Convenience over security. That’s a conflict we run into almost daily, and the IoT-scene is no different. I stumbled into yet another excellent example with my Denon home theatre receiver a while ago. It’s one of these quite modern devices that is built around digital technology from ground up. HDMI is the primary input connector and you really need to hook it up to a TV to be able to configure it using on-screen menus. And yes, there is an Ethernet-connector too.
But why is this device on my network? It has real useful functions that justifies a connection. It’s not just another nerd gadget like the telnet-supporting teapots. It can play Internet radio and music from Spotify or Pandora. That’s quite convenient because it works standalone without a computer. I can also play files stored on network devices. Or stream using AirPlay. So it does pretty much resemble a modern smart TV, except that it is audio-centric.
Another useful feature is the IP-based remote control. The device has a web interface that I can open to select source, adjust the volume and manage a bunch of other features. And even better, there are apps for iOS and Android that does the same with a much nicer user interface. Just install the app, select the device from a list and have full control.
But wait. Isn’t something missing from that user experience? Yes, it’s the password. Both the web interface and the app are wide open to anyone on the same network. Or actually, if you are on the same network you can select the device from a list. If you are somewhere else, but can communicate with the network, you can connect if you know the IP-address of the device.
I can certainly see why Denon designed the device this way. No security is the most convenient security approach. They rely fully on your home network instead. It is assumed to be a walled garden where only legit users can exist. And this approach is naturally convenient as long as the assumption is true.
But is it true? Not always. Many people have poor WiFi-security and even run open hotspots. And what about environments where the network isn’t private? Households can easily share a WiFi hotspot and some buildings may even have common networks for all residents. Not to talk about the scenarios where a compromised devices becomes a gateway into your protected environment. Did the Denon engineers consider this? I don’t think so.
The lack of a security mindset is even more apparent when you take the obvious next step. Can I turn off the remote management feature? No you can’t. Or to be precise, there are two options. Always on and off in standby. The most secure option, always off, is missing. And the off in standby is documented as a power saving feature, not as a security feature. So this means that no matter if you want remote control or not, it will always be on when the device is on. And it will be on in standby too by default. The only way to disable it is to unplug the network, and that has naturally nasty side effects if you want to use the other network features.

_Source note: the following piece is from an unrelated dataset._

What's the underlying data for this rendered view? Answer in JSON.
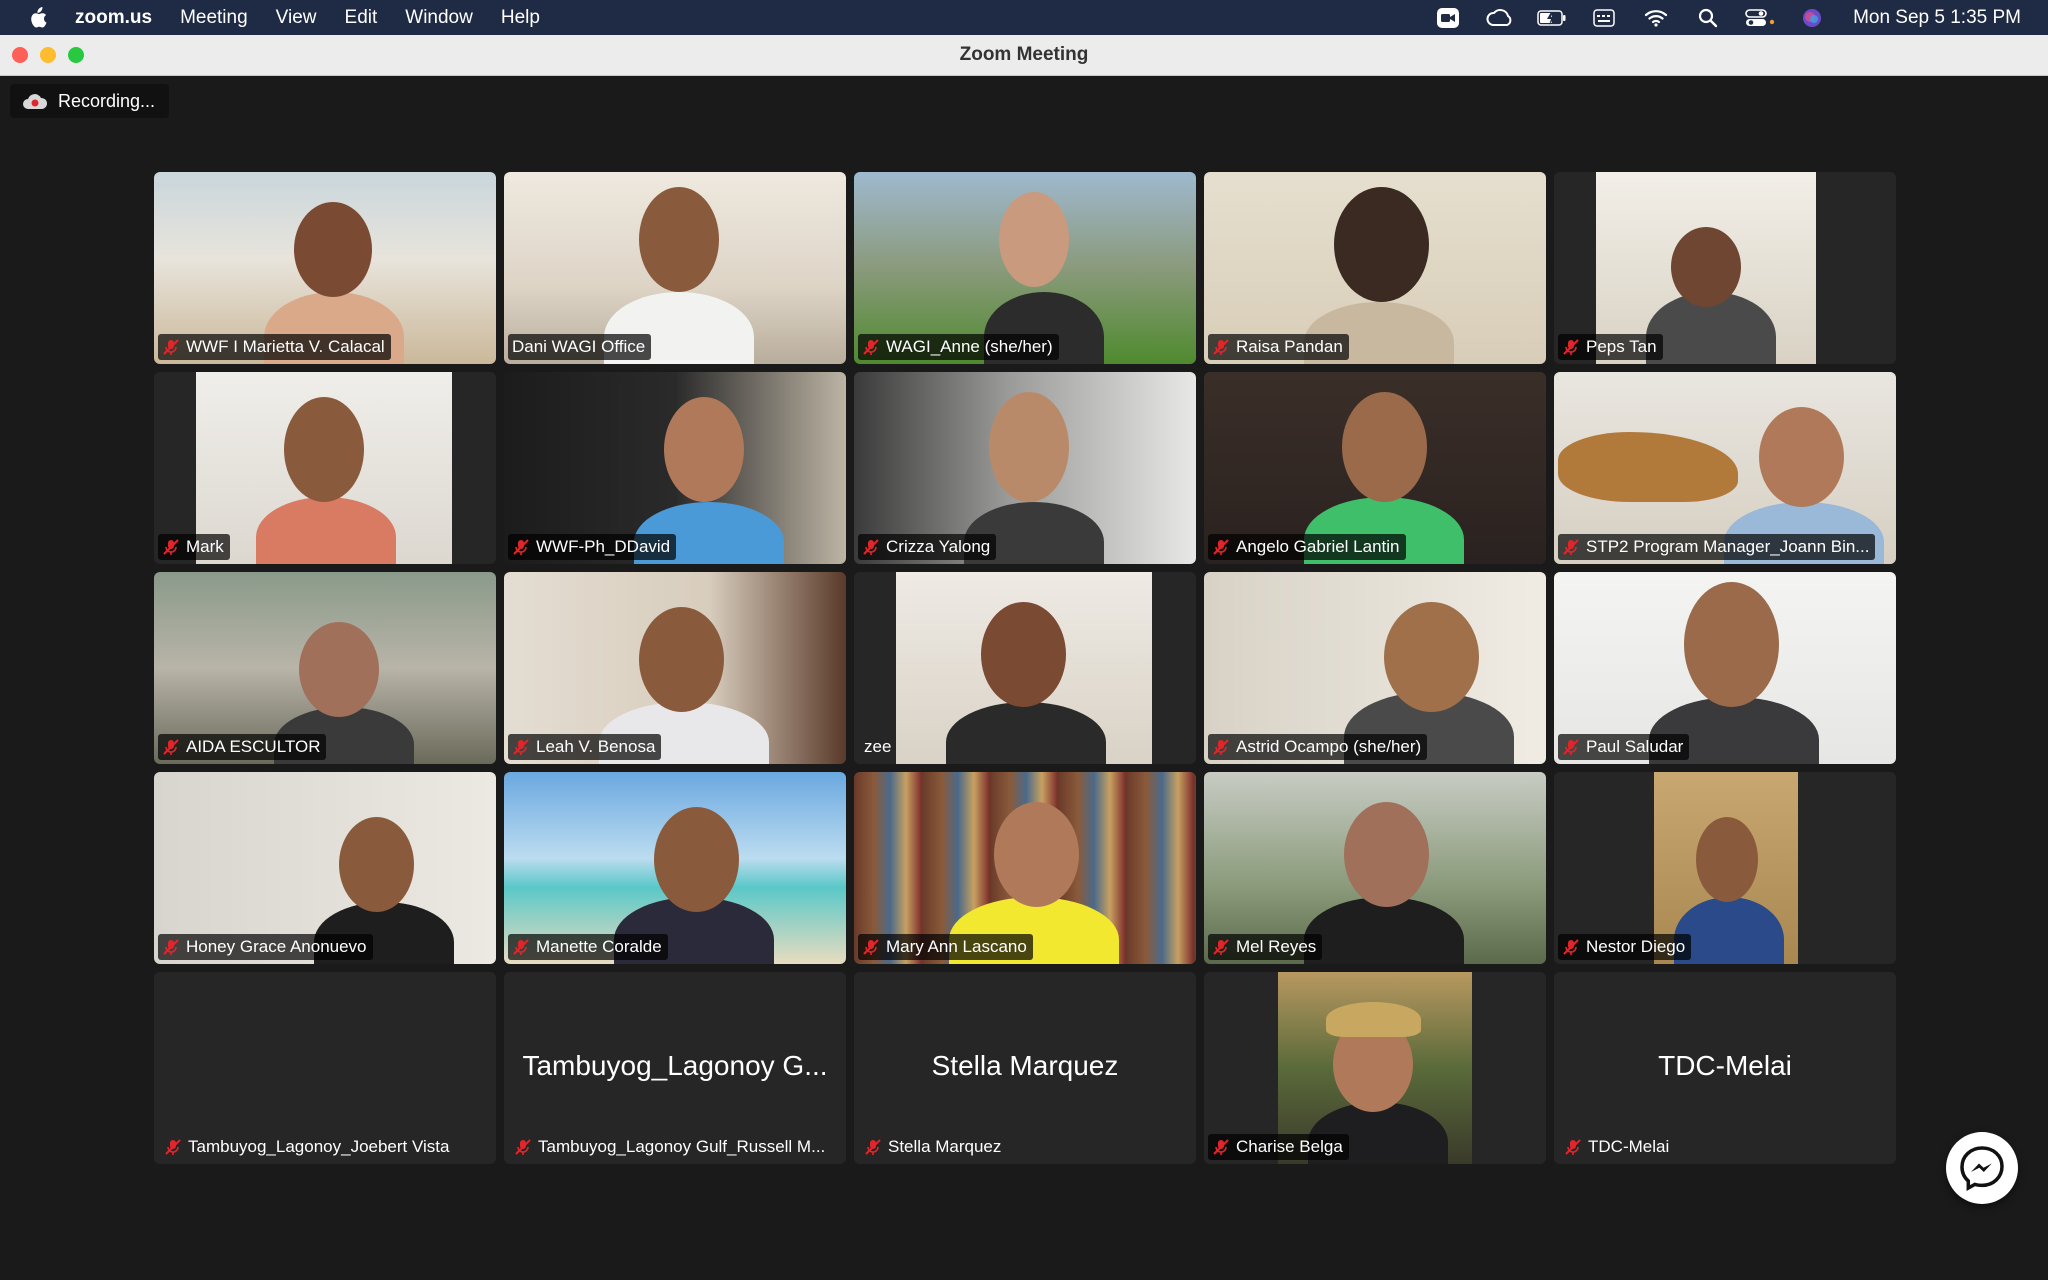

One more thing the device can do over the network is to fetch software updates. That’s good, an efficient maintenance process and patch delivery channel is essential for keeping devices secure. Denon is in this regard a lot better than many other vendors. But the funny thing is that their need to do security patching should be minimal. The device’s security can’t be broken if it has no security. (* 🙂
The bright side here is naturally that an owned amplifier isn’t the end of the world. A hacker could come up with a lot of creative pranks, but breaking the speakers is probably the worst possible scenario. But this is still an excellent example of lacking security. The Denon-approach is unfortunately common for IoT-devices, and this is a fact that we just have to live with. An IoT-home will consist of devices from many vendors with many different security approaches. We will not under the foreseeable future be able to build secure IoT-environments that rely on the devices’ own security. The remaining option is to manage our network environment. Make sure your network serves only your own family and nobody else. Make your WiFi secure by using encryption and a proper password. And last by not least, remember that any device that can host malware is a potential backdoor to your home. Keep your devices clean.
(* That sounds funny but is strictly speaking not true. Any device that is communicating with others need to be resistant against inbound malicious connections. Bad code in the network routines could still make DoS-scenarios possible even if the system is open and users aren’t authenticated.